Feature: Any pushed docker image to ACR is signed automatically

[ayanibr]

Is this a BUG REPORT or FEATURE REQUEST?: FEATURE

What happened?: At the moment, to have signed images in the registry, the set of manual steps are required using cli or using pipeline yaml to sign and push docker images.

What we expect: It would be nice to have an option to sign images automatically which are pushed to ACR.

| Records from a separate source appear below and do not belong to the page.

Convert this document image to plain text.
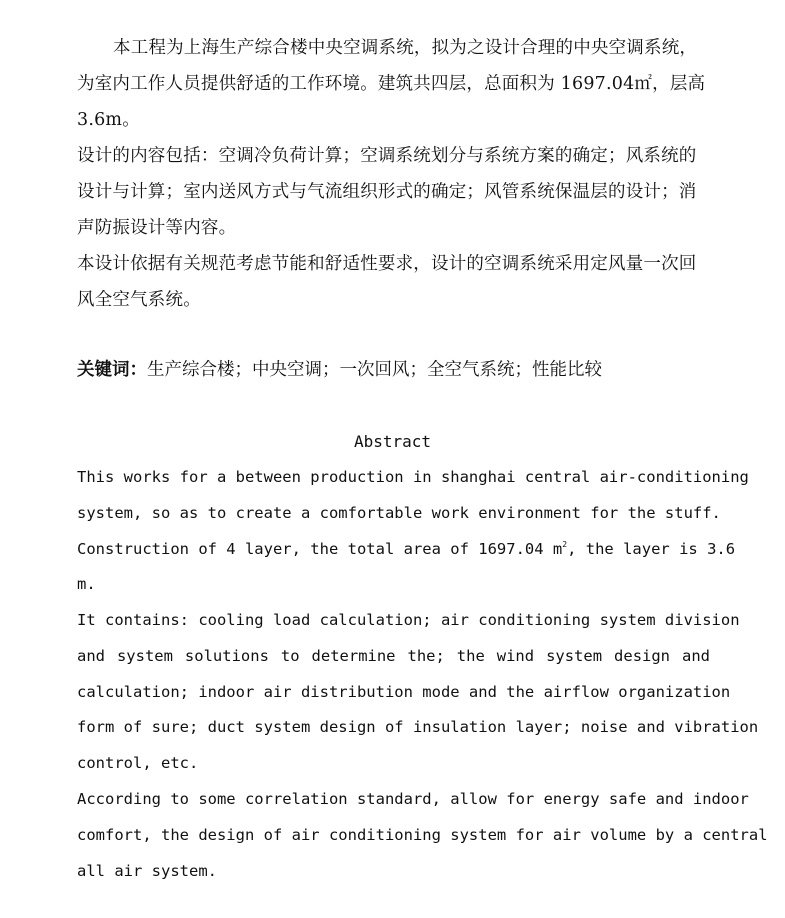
本工程为上海生产综合楼中央空调系统，拟为之设计合理的中央空调系统，
为室内工作人员提供舒适的工作环境。建筑共四层，总面积为 1697.04㎡，层高
3.6m。

设计的内容包括：空调冷负荷计算；空调系统划分与系统方案的确定；风系统的
设计与计算；室内送风方式与气流组织形式的确定；风管系统保温层的设计；消
声防振设计等内容。

本设计依据有关规范考虑节能和舒适性要求，设计的空调系统采用定风量一次回
风全空气系统。

关键词：生产综合楼；中央空调；一次回风；全空气系统；性能比较

Abstract

This works for a between production in shanghai central air-conditioning
system, so as to create a comfortable work environment for the stuff.
Construction of 4 layer, the total area of 1697.04 $m^2$, the layer is 3.6
m.

It contains: cooling load calculation; air conditioning system division
and system solutions to determine the; the wind system design and
calculation; indoor air distribution mode and the airflow organization
form of sure; duct system design of insulation layer; noise and vibration
control, etc.

According to some correlation standard, allow for energy safe and indoor
comfort, the design of air conditioning system for air volume by a central
all air system.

Instead of using cli or yaml pipeline, the option to configure the ACR itself with keys and certificates to sign any image pushed to registry or to have filter/option to sign image based on tag value.

[Monishguru]

@ayanibr With Azure DevOps Pipeline, when trying to push the image with the sign, we get the following error. Have you ever came across this, if yes can you please let us know what exactly is missing ...we have initialized the repo with a delegate key and we are able to see all the keys when we do a trust inspect...any help would be appreciated

##[error]time="2021-06-29T10:07:28Z" level=error msg="couldn't add target to targets/zzzzz: could not find necessary signing keys, at least one of these keys must be available: xxxxxxxxxxxxxxxxxxxxxxxxxxxx" ##[error]failed to sign repo/test/pipeline-templates_tests_docker_build_v3:20210629100550.62491.521a451: could not find necessary signing keys, at least one of these keys must be available: xxxxxxxxxxxxxxxxxxxxxxxxxxxxxxxxxx ##[error]The process '/usr/bin/docker' failed with exit code 1

[terencet-dev]

Closing as this has been inactive for over three months. Please open a support ticket with our team for assistance.